Born in Berlin on 8 December 1922, died London 20 July 2011. Freud moved
to Britain in 1933 with his parents after Hitler came to power in
Germany. His father, Ernst, was an architect; his mother the daughter of
a grain merchant. Freud became a British national in 1939. He started
working as a full-time artist after being invalided out of the merchant
navy in 1942, having served only three months.
Today
his impasto portraits and nudes make many regard him as the greatest
figurative painter of our time. Freud prefers to not use professional
models, to rather have friends and acquaintances pose for him, someone
who really wants to be there rather than someone he's paying. "I
could never put anything into a picture that wasn't actually there in
front of me. That would be a pointless lie, a mere bit of artfulness."
In
1938/39 Freud studied at the Central School of Arts in London; from
1939 to 1942 at the East Anglian School of Painting and Drawing in
Debham run by Cedric Morris; in 1942/43 at Goldsmiths' College, London
(part-time). In 1946/47 he painted in Paris and Greece. Freud had work
published in Horizon magazine in 1939 and 1943. In 1944 his paintings
were hung at the Lefevre Gallery.
In 1951 his Interior
in Paddington (held at the Walker Art Gallery, in Liverpool) won an
Arts Council prize at the Festival of Britain. Between 1949 and 1954 he
was a visiting tutor at the Slade School of Fine Art, London.
In
1948 he married Kitty Garman, daughter of the British sculptor Jacob
Epstein. In 1952 he married Caroline Blackwood. Freud had a studio in
Paddington, London, for 30 years before moving to one in Holland Park.

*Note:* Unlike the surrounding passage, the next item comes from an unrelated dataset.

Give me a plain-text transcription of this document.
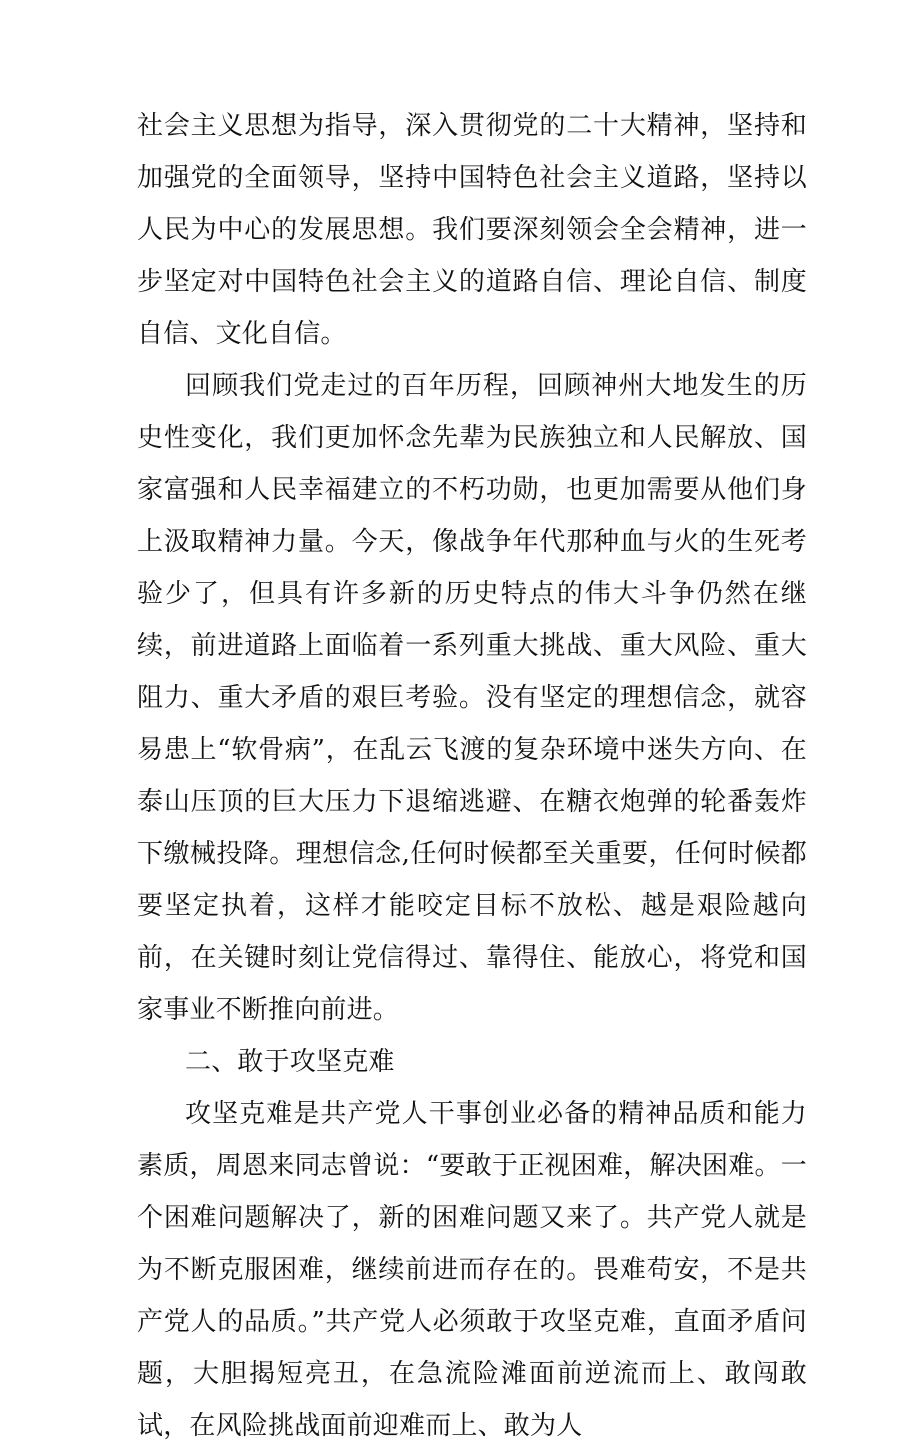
社会主义思想为指导，深入贯彻党的二十大精神，坚持和加强党的全面领导，坚持中国特色社会主义道路，坚持以人民为中心的发展思想。我们要深刻领会全会精神，进一步坚定对中国特色社会主义的道路自信、理论自信、制度自信、文化自信。

回顾我们党走过的百年历程，回顾神州大地发生的历史性变化，我们更加怀念先辈为民族独立和人民解放、国家富强和人民幸福建立的不朽功勋，也更加需要从他们身上汲取精神力量。今天，像战争年代那种血与火的生死考验少了，但具有许多新的历史特点的伟大斗争仍然在继续，前进道路上面临着一系列重大挑战、重大风险、重大阻力、重大矛盾的艰巨考验。没有坚定的理想信念，就容易患上“软骨病”，在乱云飞渡的复杂环境中迷失方向、在泰山压顶的巨大压力下退缩逃避、在糖衣炮弹的轮番轰炸下缴械投降。理想信念,任何时候都至关重要，任何时候都要坚定执着，这样才能咬定目标不放松、越是艰险越向前，在关键时刻让党信得过、靠得住、能放心，将党和国家事业不断推向前进。

二、敢于攻坚克难

攻坚克难是共产党人干事创业必备的精神品质和能力素质，周恩来同志曾说：“要敢于正视困难，解决困难。一个困难问题解决了，新的困难问题又来了。共产党人就是为不断克服困难，继续前进而存在的。畏难苟安，不是共产党人的品质。”共产党人必须敢于攻坚克难，直面矛盾问题，大胆揭短亮丑，在急流险滩面前逆流而上、敢闯敢试，在风险挑战面前迎难而上、敢为人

His first retrospective exhibition, organised by the Arts Council of
Great Britain, was held in 1974 at the Hayward Gallery in London. The
one at the Tate Gallery in 2002 was a sell-out.
"The
painting is always done very much with [the model's] co-operation. The
problem with painting a nude, of course, is that it deepens the
transaction. You can scrap a painting of someone's face and it imperils
the sitter's self-esteem less than scrapping a painting of the whole
naked body."
According to critic Robert Hughes,
Freud's "basic pigment for flesh is Cremnitz white, an inordinately
heavy pigment which contains twice as much lead oxide as flake white and
much less oil medium that other whites."
"I don't
want any colour to be noticeable... I don't want it to operate in the
modernist sense as colour, something independent... Full, saturated
colours have an emotional significance I want to avoid."